Amtsf StRin Mag Sonja Wehsely: Nur zur Einleitung: Das, was Sie jetzt ansprechen, bringt Wien auf der anderen Seite dann immer wieder in die Kritik, die meines Erachtens vollkommen unberechtigt ist, weil Wien das einzige Bundesland ist, das die Mindestsicherung so vollzieht, wie es vorgesehen ist, dass möglichst alle, die Anspruch haben, das Geld auch bekommen.
Würde Niederösterreich dieselbe Inanspruchnahme haben, dann wären wir bei ganz ähnlichen Zahlen. – Wir stellen insbesondere in den Städten diese Entwicklungen fest.
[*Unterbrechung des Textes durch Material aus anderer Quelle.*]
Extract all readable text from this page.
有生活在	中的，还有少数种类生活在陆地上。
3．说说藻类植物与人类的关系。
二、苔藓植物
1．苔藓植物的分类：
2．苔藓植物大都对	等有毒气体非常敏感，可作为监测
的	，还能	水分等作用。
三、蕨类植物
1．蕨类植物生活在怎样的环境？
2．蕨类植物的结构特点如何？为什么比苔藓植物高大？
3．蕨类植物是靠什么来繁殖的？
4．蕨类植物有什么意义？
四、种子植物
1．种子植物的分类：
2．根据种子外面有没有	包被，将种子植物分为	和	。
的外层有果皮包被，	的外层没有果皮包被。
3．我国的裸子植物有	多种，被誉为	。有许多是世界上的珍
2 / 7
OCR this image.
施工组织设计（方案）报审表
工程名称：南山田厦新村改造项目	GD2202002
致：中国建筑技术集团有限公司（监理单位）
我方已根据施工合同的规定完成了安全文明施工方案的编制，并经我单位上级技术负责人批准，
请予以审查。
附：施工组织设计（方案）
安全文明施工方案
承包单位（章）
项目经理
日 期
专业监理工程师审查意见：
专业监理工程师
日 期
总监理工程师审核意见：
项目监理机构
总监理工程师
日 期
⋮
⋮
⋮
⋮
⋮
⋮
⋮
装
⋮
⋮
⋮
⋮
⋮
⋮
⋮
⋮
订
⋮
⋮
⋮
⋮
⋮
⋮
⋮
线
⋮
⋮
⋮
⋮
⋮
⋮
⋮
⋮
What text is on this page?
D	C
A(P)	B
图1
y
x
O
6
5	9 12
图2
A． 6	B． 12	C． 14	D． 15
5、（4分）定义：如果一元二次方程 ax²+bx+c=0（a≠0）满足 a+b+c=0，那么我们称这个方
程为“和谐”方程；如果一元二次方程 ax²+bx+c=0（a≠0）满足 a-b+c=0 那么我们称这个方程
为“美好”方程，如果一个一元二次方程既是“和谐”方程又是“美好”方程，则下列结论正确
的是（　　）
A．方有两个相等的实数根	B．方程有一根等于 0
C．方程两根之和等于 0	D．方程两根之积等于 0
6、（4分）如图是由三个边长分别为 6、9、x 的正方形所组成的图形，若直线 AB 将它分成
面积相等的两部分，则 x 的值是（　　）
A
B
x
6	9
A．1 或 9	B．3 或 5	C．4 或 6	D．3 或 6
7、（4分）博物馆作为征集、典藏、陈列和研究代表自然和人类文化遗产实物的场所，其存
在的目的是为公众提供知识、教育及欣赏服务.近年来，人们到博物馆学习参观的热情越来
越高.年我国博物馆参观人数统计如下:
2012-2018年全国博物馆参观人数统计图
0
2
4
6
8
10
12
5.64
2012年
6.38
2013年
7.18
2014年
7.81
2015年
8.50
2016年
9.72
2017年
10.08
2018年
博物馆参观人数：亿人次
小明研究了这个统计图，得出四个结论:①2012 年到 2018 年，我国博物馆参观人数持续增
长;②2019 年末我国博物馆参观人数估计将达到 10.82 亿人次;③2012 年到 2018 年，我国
Das kann man sich in Innsbruck ansehen, und das gilt sogar – ich weiß nicht, ob jetzt Vorarlberger zuhören! – für Bregenz, wenn das auch keine Stadt in unserem Sinn ist. Wir haben jedenfalls in allen Städten solche Entwicklungen. In Wien stellen immerhin über 80 Prozent entsprechende Anträge.
Zur Frage, warum es eigentlich so ist, dass es auch Personen gibt, die sich die Mindestsicherung nicht holen, habe ich auch eine Diskussion mit unseren Expertinnen und Experten geführt: Das liegt aller Voraussicht nach daran, dass es sich hiebei ausschließlich um Aufstocker handelt, die daneben noch etwas bekommen wie Arbeitslosengeld oder Notstandshilfe oder die auch ein Einkommen haben und bei denen der Aufstockungsbetrag so gering ist, dass sie sich sagen – und das kann ich menschlich verstehen –: Für 15 EUR, die ich im Monat bekommen würde, nehme ich kein Verfahren auf mich, in dem ich – wie wir ja vorher diskutiert haben – vollkommen alles offenlegen muss, weil ich sonst nichts bekomme.
Das passt zu dem, was wir vorher diskutiert haben, und auch zu der Frage, wer da noch hineinfallen können: Dabei handelt es sich eben um Leute, die nur so einen geringen Aufstockungsbeitrag bekommen würden, dass sie sagen: Ich verzichte lieber auf 15 EUR, bevor ich mich komplett nackt ausziehen und alles offenlegen muss.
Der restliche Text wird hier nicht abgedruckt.